In class, we've seen how to implement interpreters for eager languages with first-class functions. We saw two different implementation strategies: by substitution and by delayed substitution (henceforth, environments). We've explored and will explore delayed substitution in some depth.

When we were still implementing a first-order language, we saw that the semantic difference between the lazy and eager languages led to implementation differences. You should naturally be intrigued by whether this is true for a language with first-class functions also.

This homework will quell your curiosity. In this assignment, you must implement an interpreter with environments (and no subst function or equivalent) for a statically-scoped language with first-class functions that employs a lazy application semantics. If that sounds like a mouthful, and it does, here's the relevant difference from what we're doing in class: make application lazy, not eager.

Your version of Rip must contain the following language constructs:

• numbers
• addition
• let
• variables
• proc
• application

You may get rid of let using a transforming pre-processor if you wish.

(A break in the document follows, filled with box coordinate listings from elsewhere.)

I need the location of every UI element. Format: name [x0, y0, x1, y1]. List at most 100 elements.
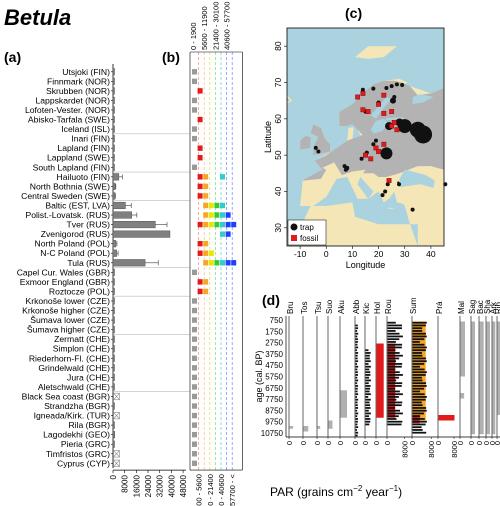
panel-b-bin-marker [225, 221, 231, 228]
map-fossil-point [391, 120, 397, 125]
panel-a-category-label: Šumava higher (CZE) [27, 325, 110, 335]
bottom-axis-label-mid: year [362, 485, 389, 499]
map-fossil-point [386, 178, 392, 183]
panel-b-bin-marker [220, 174, 225, 180]
panel-d-black-bar [365, 409, 369, 412]
panel-d-black-bar [387, 365, 402, 368]
panel-d-site-label: Tos [300, 302, 309, 314]
panel-d-x-tick-label: 0 [285, 441, 294, 445]
map-legend-trap-symbol [290, 223, 298, 231]
panel-b-bin-marker [192, 326, 197, 333]
map-legend-trap-label: trap [300, 223, 314, 232]
panel-d-black-bar [412, 365, 420, 368]
panel-a-bar [112, 192, 116, 200]
panel-d-black-bar [387, 343, 403, 346]
panel-d-black-bar [412, 379, 423, 382]
panel-b-bin-marker [231, 260, 237, 266]
panel-a-bar [112, 144, 115, 152]
panel-d-black-bar [387, 398, 397, 401]
panel-d-black-bar [355, 409, 358, 412]
panel-d-x-tick-label: 0 [475, 441, 484, 445]
panel-a-category-label: Pieria (GRC) [61, 439, 110, 449]
panel-d-black-bar [355, 368, 358, 371]
panel-a-bar [112, 287, 115, 295]
panel-d-black-bar [365, 374, 371, 376]
panel-a-bar [112, 316, 115, 324]
panel-a-bar [112, 249, 117, 257]
panel-a-bar [112, 106, 115, 114]
panel-d-black-bar [355, 332, 359, 335]
panel-a-no-data-cross [113, 459, 120, 467]
panel-a-bar [112, 383, 115, 391]
panel-a-category-label: Aletschwald (CHE) [38, 382, 110, 392]
panel-a-category-label: Skrubben (NOR) [46, 86, 110, 96]
panel-d-black-bar [355, 407, 359, 409]
panel-d-black-bar [355, 429, 357, 431]
map-trap-point [389, 97, 396, 104]
map-land-anatolia [394, 184, 444, 206]
panel-d-x-tick-label: 8000 [401, 441, 410, 458]
panel-d-site-label: Tsu [314, 302, 323, 314]
panel-a-bar [112, 268, 115, 276]
panel-b-bin-marker [214, 212, 220, 218]
panel-d-black-bar [365, 412, 371, 415]
panel-b-bin-marker [231, 221, 237, 228]
panel-a-category-label: Jura (CHE) [67, 372, 110, 382]
panel-d-black-bar [387, 379, 397, 382]
panel-d-black-bar [355, 434, 358, 437]
panel-d-x-tick-label: 0 [324, 441, 333, 445]
panel-d-black-bar [355, 426, 359, 429]
map-frame [286, 27, 445, 247]
map-x-tick-label: -10 [294, 249, 307, 259]
panel-d-black-bar [387, 385, 402, 387]
panel-d-grey-bar [317, 426, 321, 429]
panel-a-category-label: Šumava lower (CZE) [30, 315, 110, 325]
map-trap-point [389, 84, 394, 89]
panel-d-grey-bar [471, 321, 475, 435]
panel-d-black-bar [412, 387, 425, 390]
panel-a-bar [112, 115, 115, 124]
panel-a-bar [112, 306, 115, 315]
map-baltic-sea [370, 118, 390, 134]
panel-b-bin-marker [192, 412, 197, 419]
panel-d-black-bar [387, 357, 400, 360]
map-fossil-point [373, 145, 379, 151]
panel-a-category-label: Timfristos (GRC) [46, 449, 110, 459]
panel-d-site-label: Sum [409, 297, 418, 314]
panel-b-bin-marker [192, 451, 197, 457]
panel-d-black-bar [365, 398, 371, 401]
panel-d-black-bar [355, 349, 357, 352]
map-trap-point [371, 86, 376, 91]
panel-d-red-bar [438, 415, 455, 421]
panel-a-bar [112, 182, 116, 190]
panel-d-black-bar [387, 418, 397, 420]
panel-a-bar [112, 421, 115, 429]
panel-d-black-bar [387, 332, 400, 335]
panel-b-bin-label-top: 21400 - 30100 [211, 2, 220, 50]
map-trap-point [414, 125, 433, 144]
panel-b-bin-marker [220, 260, 225, 266]
panel-d-site-label: Hol [373, 302, 382, 314]
panel-d-black-bar [412, 368, 425, 371]
map-fossil-point [381, 141, 387, 147]
panel-d-x-tick-label: 0 [467, 441, 476, 445]
panel-b-bin-marker [192, 441, 197, 447]
panel-a-category-label: Tula (RUS) [67, 258, 110, 268]
panel-d-black-bar [387, 423, 402, 426]
panel-d-black-bar [355, 376, 358, 379]
map-y-tick-label: 30 [273, 223, 283, 233]
panel-b-bin-marker [203, 183, 209, 190]
panel-d-black-bar [412, 363, 425, 365]
panel-a-category-label: Lappskardet (NOR) [35, 95, 110, 105]
panel-a-x-tick-label: 32000 [156, 475, 165, 498]
panel-d-black-bar [355, 343, 358, 346]
panel-b-bin-marker [208, 202, 214, 209]
bottom-axis-label-main: PAR (grains cm [270, 485, 353, 499]
panel-b-bin-marker [203, 174, 209, 180]
panel-d-site-label: Sha [483, 299, 492, 314]
panel-d-black-bar [412, 412, 424, 415]
panel-b-bin-chart: 0 - 1900 5600 - 11900 21400 - 30100 40600 -… [189, 2, 243, 506]
panel-d-black-bar [412, 354, 423, 357]
panel-a-category-label: Krkonoše higher (CZE) [22, 306, 110, 316]
panel-b-bin-marker [197, 145, 203, 151]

For this assignment, you will have to abandon your macho/macha programming ways. First, you must program in Scheme. Second, we will grade you on the quality of your data definitions, contracts, purpose statements, adherence to the data definition, and test cases, in addition to the quality and correctness of the actual functions. You do not need to provide templates, though you are certainly welcome to use them and, if you include them, we will rejoice. (Just a little bit.)

Interface

You must provide at least one procedure, run. (We will not assume the names of any other procedures, nor will we invoke them.) We will provide run a quoted Rip program. The procedure must compute the result of evaluating the Rip program (if any). For example,

> (run '{+ 1 2})
3
> (run '{let {f {proc {x} x}} {f 4}})
4

If you don't understand this use of quote, ask the TAs.